Bernhoff K, Björck M
Uppsala University, SE 75185, Uppsala, Sweden.
Bone Joint J. 2015 Feb;97-B(2):192-6. doi: 10.1302/0301-620X.97B2.34353.
We have investigated iatrogenic popliteal artery injuries (PAI) during non arthroplasty knee surgery regarding mechanism of injury, treatment and outcomes, and to identify successful strategies when injury occurs. In all, 21 iatrogenic popliteal artery injuries in 21 patients during knee surgery other than knee arthroplasty were identified from the Swedish Vascular Registry (Swedvasc) between 1987 and 2011. Prospective registry data were supplemented with case-records, including long-term follow-up. In total, 13 patients suffered PAI during elective surgery and eight during urgent surgery such as fracture fixation or tumour resection. Nine injuries were detected intra-operatively, five within 12 to 48 hours and seven > 48 hours post-operatively (two days to 23 years). There were 19 open vascular and two endovascular surgical repairs. Two patients died within six months of surgery. One patient required amputation. Only six patients had a complete recovery of whom had the vascular injury detected at time of injury and repaired by a vascular surgeon. Patients sustaining vascular injury during elective procedures are more likely to litigate (p = 0.029). We conclude that outcomes are poorer when there is a delay of diagnosis and treatment, and that orthopaedic surgeons should develop strategies to detect PAI early and ensure rapid access to vascular surgical support.

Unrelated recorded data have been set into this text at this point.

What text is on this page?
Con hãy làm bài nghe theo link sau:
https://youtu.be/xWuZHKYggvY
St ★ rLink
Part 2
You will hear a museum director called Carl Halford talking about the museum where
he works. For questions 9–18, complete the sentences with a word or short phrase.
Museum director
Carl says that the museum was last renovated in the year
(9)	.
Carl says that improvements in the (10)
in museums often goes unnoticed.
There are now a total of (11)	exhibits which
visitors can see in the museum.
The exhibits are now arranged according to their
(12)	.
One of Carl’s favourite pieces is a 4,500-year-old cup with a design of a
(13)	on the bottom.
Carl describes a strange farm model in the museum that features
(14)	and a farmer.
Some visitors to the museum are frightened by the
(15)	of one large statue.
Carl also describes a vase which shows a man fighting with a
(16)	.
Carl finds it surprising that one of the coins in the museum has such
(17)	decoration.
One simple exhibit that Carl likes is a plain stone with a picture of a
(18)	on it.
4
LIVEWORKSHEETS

我们对非关节置换膝关节手术期间医源性腘动脉损伤(PAI)的损伤机制、治疗方法及结果进行了研究,以确定损伤发生时的成功应对策略。1987年至2011年期间,从瑞典血管登记处(Swedvasc)共识别出21例膝关节手术(非膝关节置换术)患者发生的21例医源性腘动脉损伤。前瞻性登记数据辅以病例记录,包括长期随访。总计,13例患者在择期手术期间发生PAI,8例在紧急手术(如骨折固定或肿瘤切除)期间发生。9例损伤在术中被发现,5例在术后12至48小时内被发现,7例在术后超过48小时(2天至23年)被发现。进行了19例开放血管手术修复和2例血管腔内手术修复。2例患者在术后6个月内死亡。1例患者需要截肢。只有6例患者完全康复,其中血管损伤在受伤时被发现并由血管外科医生进行修复。在择期手术过程中发生血管损伤的患者更有可能提起诉讼(p = 0.029)。我们得出结论,诊断和治疗延迟时结果较差,骨科医生应制定策略以早期发现PAI,并确保能迅速获得血管外科支持。